ふだんの会話の中で多用すると、少し浮いた印象を与えることもあるので、相手や場面を選んで使うと安心です。
「授受」の意味と使い方のまとめ
- 「授受」は「じゅじゅ」と読み、物やお金などを渡すことと受け取ることを同時に表す言葉です。
- 「やり取り」より硬く、「受け渡し」より意味の範囲が広い、公式な場面向けの言葉です。
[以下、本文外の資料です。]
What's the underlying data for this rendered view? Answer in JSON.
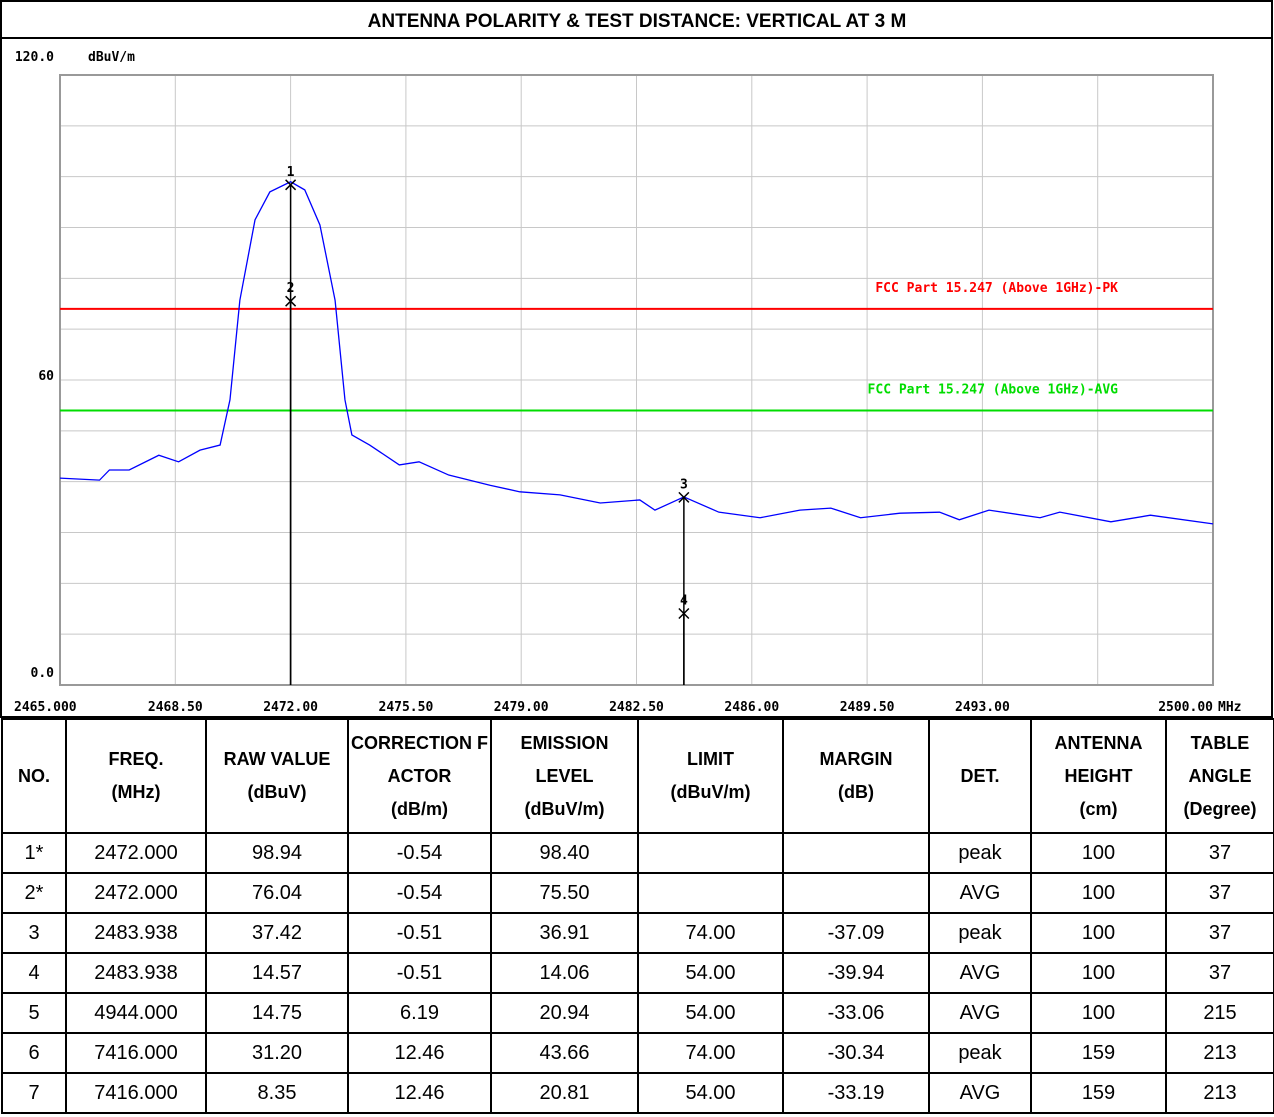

- 「贈与」「受領」のような一方向の言葉と違い、両方向の動きをまとめて表せます。
- ビジネス文書や法律文書で使われることが多く、日常会話ではやや硬い印象になります。
ここまで、「授受」という言葉についてさまざまな角度から見てきました。
読み方は「じゅじゅ」で、渡すことと受け取ることをワンセットで表す言葉だと、まずはおさえておけば安心です。
似た言葉との違いを整理すると、「授受」は「やり取り」よりもかしこまった場面向きで、「受け渡し」より意味の範囲が広く、「贈与」「受領」のような一方向の言葉とは違って、渡す側と受け取る側の双方向の動きをまとめて表せる言葉でした。
ビジネス文書や法律文書、契約や取引の場面で「授受」が好まれるのも、こうした特徴があってこそです。
実生活では契約書や確認書、ビジネスメールなど、きちんとした記録を残したい場面で活躍してくれる言葉です。
友人同士の気軽なやり取りでは少し硬く聞こえることも意識しつつ、正しい意味と使い方を知っておけば、日常でもビジネスでも、いざというときに自信を持って使いこなせるはずです。